Afrik.com : Quel est le concept de la Biennale Danse Caraïbe ?

Sophie Renaud :
C’est une plate-forme qui a pour objectif de permettre le rassemblement d’artistes et d’oeuvres, en provenance des îles de la Caraïbe mais aussi des pays continentaux de la région, pour que les artistes confrontent leur regard. Les îles caraïbéennes sont proches géographiquement mais les artistes ne se croisent pas. Il y a des blocages à la circulation et à la rencontre des artistes. : des langues différentes, des barrières économiques, le prix élevé des voyages entre les pays… Nous voulons faire tomber ces barrières. La biennale, c’est aussi un rassemblement de professionnels (responsables de festivals, programmateurs, ndlr), notamment en provenance de France. La biennale leur donne accès à cette création qui ne bénéficie pas d’un festival à dimension régionale pour la mettre en valeur. C’est une formidable forme de visibilité pour les artistes caraïbéens. Pour résumer l’esprit de la biennale : générosité, ouverture, diversité.

Afrik.com : Pourquoi avoir choisi Cuba ?

Sophie Renaud :
La Havane a accueilli les deux premières éditions de la manifestations car Cuba est un pays où la danse incarne vraiment quelque chose d’important. C’est un vrai symbole. Il y a de bonnes infrastructures, d’excellentes écoles. La danse est partout ! Mais la biennale n’a pas pas vocation à rester à Cuba. D’ailleurs, nous avons organisé des ateliers, véritables laboratoires de création, dans d’autres pays : Haïti il y a deux ans, puis la Martinique il y a un an. L’objectif, c’est de dynamiser la culture dans la région et d’accompagner le développement et la professionnalisation du secteur chorégraphique.

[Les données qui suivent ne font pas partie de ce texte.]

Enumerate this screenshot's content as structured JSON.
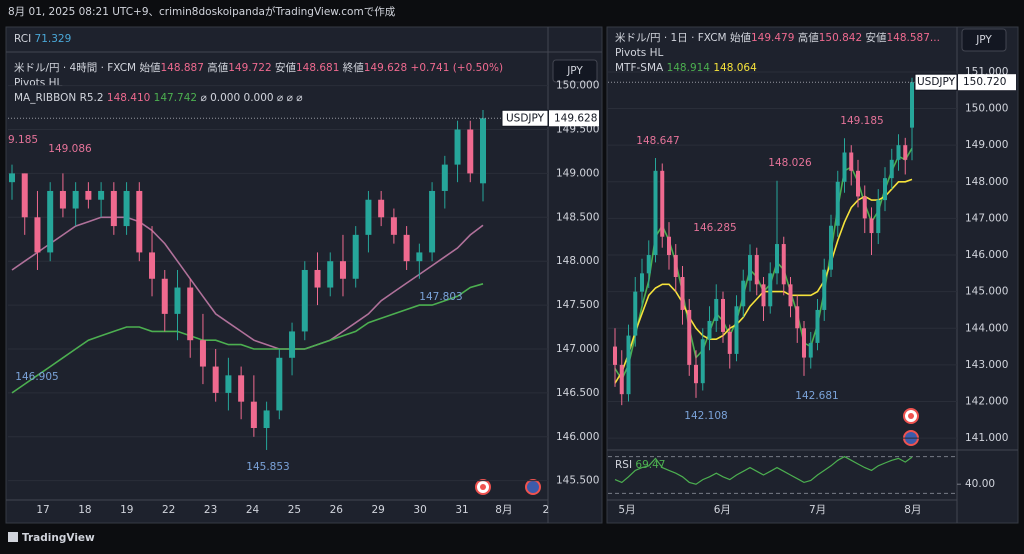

Afrik.com : C’est justement à cause de cette faiblesse chorégraphique que le jury, dont vous faisiez partie, n’a pas décerné de prix pour les solos ?

Sophie Renaud :
Oui, les choses étaient intéressantes mais encore trop fragiles pour passer sur des scènes internationales. Il faut à présent accompagner les artistes pour développer leurs projets. Il n’y a rien de pire que d’être mal préparé : on est immédiatement sanctionné par le public et les critiques. Un artiste a besoin de se nourrir d’oeuvres et de regards différents, de travailler en étant entouré. Or, dans la région, beaucoup de danseurs et chorégraphes travaillent complètement seuls. C’est pourquoi nous leur proposons des résidences ou des invitations à des festivals, pour qu’ils participent à ce tissu d’effervescence.

Afrik.com : Cette année, dans les spectacles, le concept semble prendre le pas sur le mouvement. Vous êtes d’accord ?

Sophie Renaud :
Il y a une vraie conscience mondiale que la danse n’est pas qu’une forme jolie mais un vrai moyen de communication, pour dire ce que l’on pense du monde. Ce que ces artistes nous disent c’est qu’ils sont besoin de s’arrêter, de réfléchir, de ne pas être des machines à produire du mouvement.

Afrik.com : Il y a aussi eu une vraie tendance du nu. Comment l’expliquer ?

Sophie Renaud :
C’est vrai que cette édition a eu une couleur très dénudée ! Lorsque nous avons effectué la sélection, il faut savoir que 75% des propositions que nous avons reçues comportaient du nu. Je ne m’attendais pas à ça ! C’est une mise à nu, au sens propre. Mais les danseurs nous disent également, par ce biais, qu’ils veulent exister autrement que par la prouesse physique. Ils ne veulent pas être seulement des corps en mouvement. Au-delà de cette tendance, cette édition a été riche et variée. Et a témoigné de différentes réalités.